Indian Trust Funds

Challenges Facing Interior's Implementation of New Trust Asset and Accounting Management System Gao ID: T-AIMD-99-238 July 14, 1999

The Interior Department is trying to better manage a reported $3 billion in the Indian trust funds and about 54 million acres of Indian land. Long-standing shortcomings include inadequate accounting and information systems; untrained and inexperienced staff; backlogs in appraisals, ownership determinations, and recordkeeping; the lack of a master lease file and an accounts receivable system; inadequate written policies and procedures; and weak internal controls. One of Interior's most critical improvement projects is a new service for managing Indian assets and land records, known as the Trust Asset and Accounting Management System (TAAMS). This testimony discusses how GAO assessed the TAAMS acquisition efforts, the results of GAO's evaluation and recommendations to Interior to address GAO's findings, the current status of TAAMS, and the challenges still confronting Interior's implementation of this important system.

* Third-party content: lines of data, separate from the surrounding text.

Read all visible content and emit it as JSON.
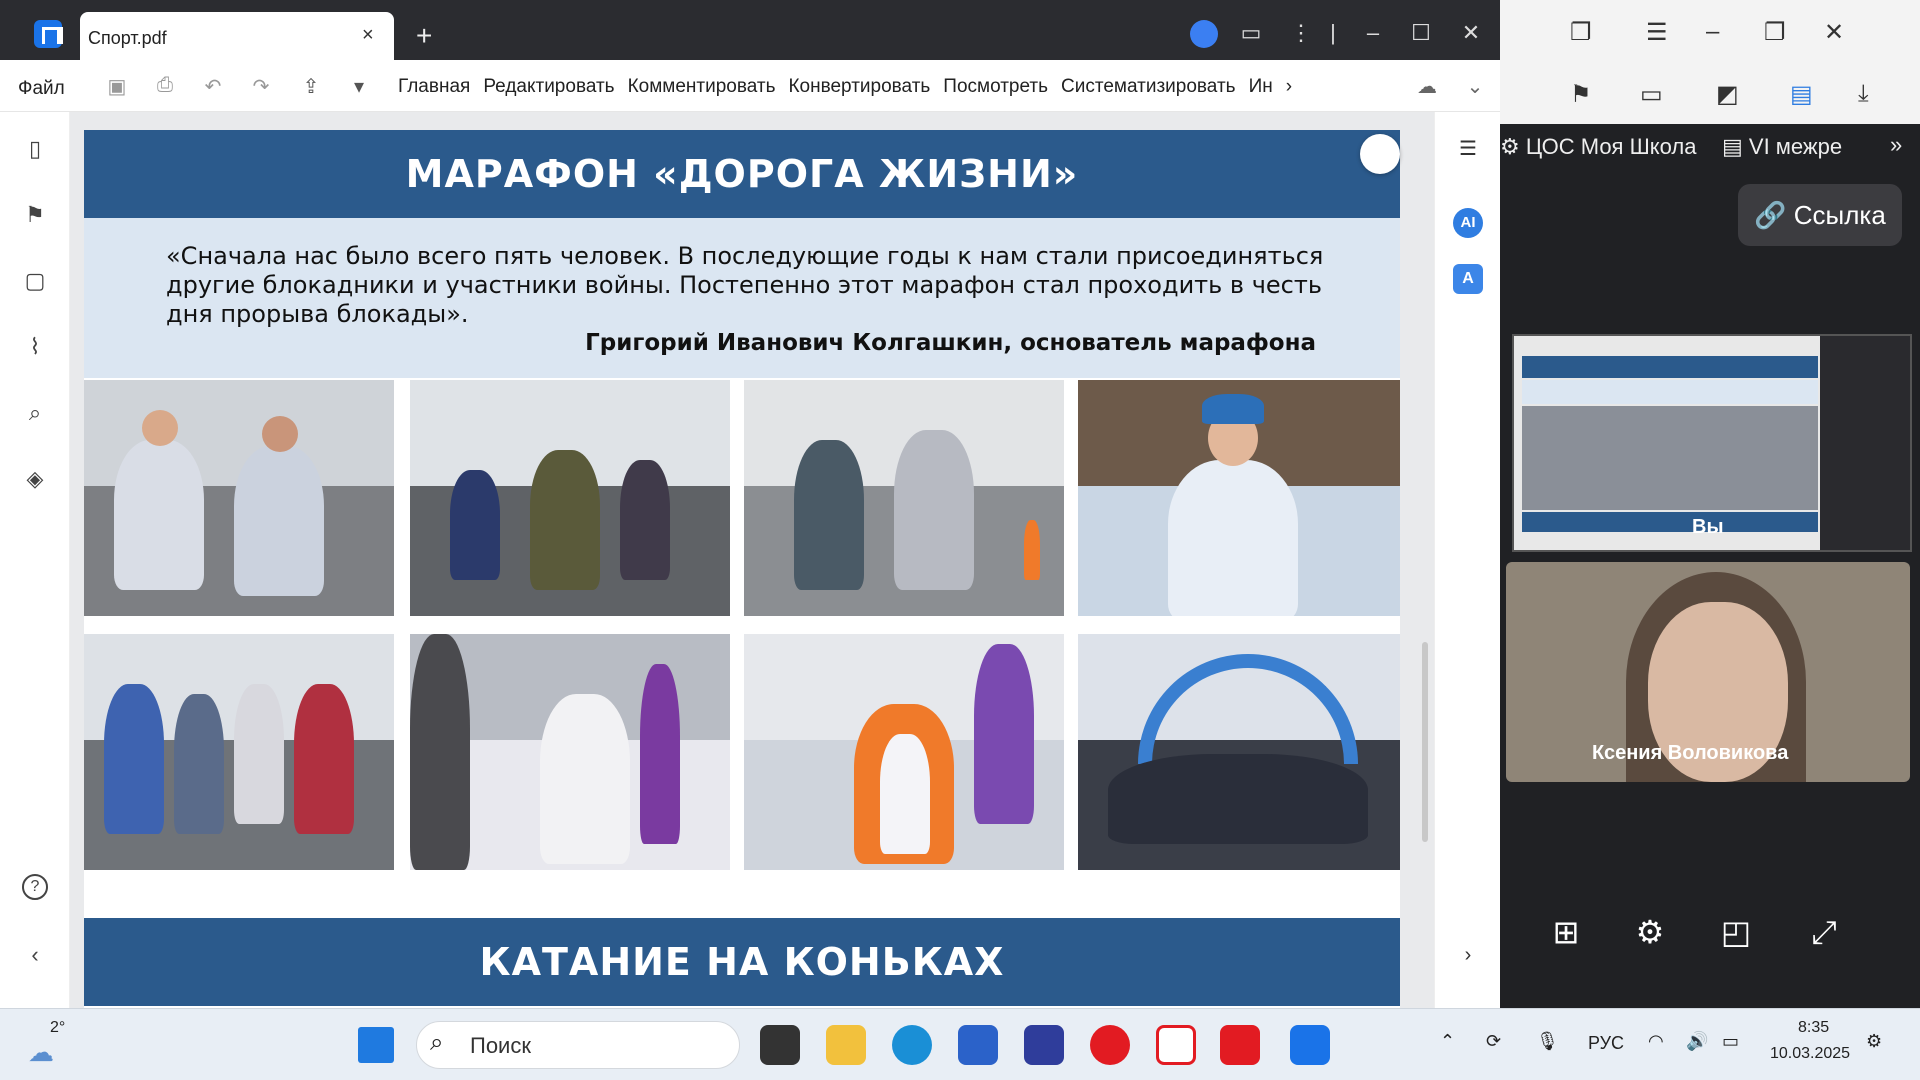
{
  "window": {
    "tab_title": "Спорт.pdf",
    "tab_close": "×",
    "new_tab": "+"
  },
  "toolbar": {
    "file_menu": "Файл",
    "menu": [
      "Главная",
      "Редактировать",
      "Комментировать",
      "Конвертировать",
      "Посмотреть",
      "Систематизировать",
      "Ин"
    ],
    "more": "›"
  },
  "page": {
    "banner1": "МАРАФОН «ДОРОГА ЖИЗНИ»",
    "quote": "«Сначала нас было всего пять человек. В последующие годы к нам стали присоединяться другие блокадники и участники войны. Постепенно этот марафон стал проходить в честь дня прорыва блокады».",
    "author": "Григорий Иванович Колгашкин, основатель марафона",
    "banner2": "КАТАНИЕ НА КОНЬКАХ"
  },
  "right_tools": {
    "ai_label": "AI",
    "translate_label": "A"
  },
  "side": {
    "bookmarks": [
      "ЦОС Моя Школа",
      "VI межре"
    ],
    "bookmarks_more": "»",
    "link_button": "Ссылка",
    "self_label": "Вы",
    "participant": "Ксения Воловикова"
  },
  "taskbar": {
    "weather": "2°",
    "search_placeholder": "Поиск",
    "language": "РУС",
    "time": "8:35",
    "date": "10.03.2025"
  },
  "colors": {
    "banner": "#2b5a8c",
    "quote_bg": "#dbe6f2",
    "accent": "#1a73e8"
  }
}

GAO noted that: (1) GAO's April 1999 report found that Interior was not following sound practices that would: (a) help ensure that TAAMS cost-effectively met trust management needs; and (b) reduce development risks; (2) until Interior defines the logical characteristics of its business environment and uses them to establish technical standards and approaches, it runs the risk that TAAMS and other information technology investments will be redundant and incompatible and out-of-sync with Indian trust management requirements; (3) in undertaking its efforts to acquire TAAMS, Interior did not follow a sound process for: (a) ensuring that the most cost-effective technical alternative was selected; and (b) reducing acquisition risks; (4) by not following accepted best practices for technology service acquisitions, Interior was not necessarily dooming TAAMS to failure; (5) rather, it was further elevating the risk of encountering problems in the development stages that could delay implementation or unnecessarily increase costs; (6) according to the TAAMS project manager, the TAAMS contractor has already modified its commercial-off-the-shelf product to provide the functionality called for in the TAAMS contract; (7) the contractor is in the process of testing this product; (8) it expects to complete testing by mid September; (9) during the week of June 14, 1999, the contractor performed integration testing of the initial version of TAAMS, and the following week, Interior initiated a TAAMS pilot at the Billings, Montana, area office; (10) the purpose of software integration testing is to verify that units of software, when combined, work together as intended; (11) on July 7 and July 8, the contractor conducted preliminary user acceptance tests at the contractor's facility in Dallas, Texas; (12) Interior has also engaged an independent verification and validation (IV&V) agent who will verify that system testing is performed in accordance with generally accepted guidelines; (13) when the IV&V assessment is done in September 1999, Interior will decide whether or not to proceed with implementing TAAMS; and (14) it is critical for Interior to follow sound practices during the testing phase for TAAMS.